RIVISTA DI DIRITTO DELL’ECONOMIA,

DEI TRASPORTI E DELL’AMBIENTE

 

 

Normativa interna, comunitaria ed internazionale in tema di sversamento o

trattamento di rifiuti idrocarburici provenienti da navi

Stefania Bevilacqua*

 

Premessa. Nell’ambito dell’intero corpo normativo avente ad oggetto la tutela dell’ambiente marino dall’inquinamento da idrocarburi, un cospicuo numero di norme concerne anche la prevenzione dall’inquinamento sistematico od operativo, dovuto allo sversamento in mare di acque contaminate nel corso delle operazioni di lavaggio delle cisterne delle navi (slop), di acque di zavorra ovvero di acque di sentina. Quest’ultimo tipo di inquinamento, provocato, in particolar modo, da navi adibite al trasporto di idrocarburi, può produrre effetti sull’ambiente altrettanto gravi quanto quelli generati da cause accidentali.

Tali miscele contenenti idrocarburi, derivanti sia da residui che vengono prodotti dalla nave durante l’esercizio della navigazione che da residui del carico della nave, sono classificati dal legislatore nazionale come rifiuti, annoverati più in particolare tra i rifiuti pericolosi[1] ed assoggettati ad una specifica procedura che riguarda la loro gestione.

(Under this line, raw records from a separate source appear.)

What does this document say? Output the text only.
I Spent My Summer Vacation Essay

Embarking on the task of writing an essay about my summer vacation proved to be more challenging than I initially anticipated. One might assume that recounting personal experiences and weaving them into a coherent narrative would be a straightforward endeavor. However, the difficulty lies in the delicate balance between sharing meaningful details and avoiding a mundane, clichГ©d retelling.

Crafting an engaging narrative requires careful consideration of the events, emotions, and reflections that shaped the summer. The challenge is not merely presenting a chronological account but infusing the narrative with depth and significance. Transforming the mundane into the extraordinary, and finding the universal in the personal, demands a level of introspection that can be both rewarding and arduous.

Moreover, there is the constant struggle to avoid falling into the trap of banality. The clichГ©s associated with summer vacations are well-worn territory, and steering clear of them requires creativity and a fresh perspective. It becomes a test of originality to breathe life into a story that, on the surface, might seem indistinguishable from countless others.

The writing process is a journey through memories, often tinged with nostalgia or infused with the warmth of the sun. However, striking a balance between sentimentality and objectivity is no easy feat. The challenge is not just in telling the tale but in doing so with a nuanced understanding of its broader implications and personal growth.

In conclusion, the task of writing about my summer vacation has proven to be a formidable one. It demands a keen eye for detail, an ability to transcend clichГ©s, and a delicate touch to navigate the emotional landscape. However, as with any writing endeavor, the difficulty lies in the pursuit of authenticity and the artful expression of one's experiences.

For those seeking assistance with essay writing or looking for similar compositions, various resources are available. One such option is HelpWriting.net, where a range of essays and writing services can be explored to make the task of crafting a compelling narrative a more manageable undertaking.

Occorre tuttavia rilevare che l’evoluzione della disciplina in materia non ha trovato una sistemazione organica, ma risulta invece caratterizzata dall’emanazione di disposizioni transitorie che hanno prodotto l’effetto di derogare di volta in volta alla disciplina generale in materia ambientale.

Ed allora occorre verificare preliminarmente se secondo la normativa vigente questi residui possono essere sversati in mare oppure debbano essere trattati secondo apposite procedure.

Occorre premettere che tale disciplina è il risultato di norme internazionali e nazionali in materia; le norme interne, a loro volta, sono per lo più attuative di norme comunitarie.

 

La disciplina internazionale- Muovendo dalle fonti di origine internazionale, com’è noto, storicamente, un primo tentativo organico di lotta all’inquinamento ha riguardato proprio gli idrocarburi, con la Convenzione di Londra del 1954 “Oilpol 1954”emendata nel 1962. Attualmente, sempre sul piano internazionale, la Convenzione Marpol del 1973 aggiornata da un Protocollo del 1978 (ratificata con l. 29 settembre 1980 n. 662 e l. 4 giugno 1982 n. 438) rappresenta la principale fonte pattizia in materia di inquinamento marino provocato da navi.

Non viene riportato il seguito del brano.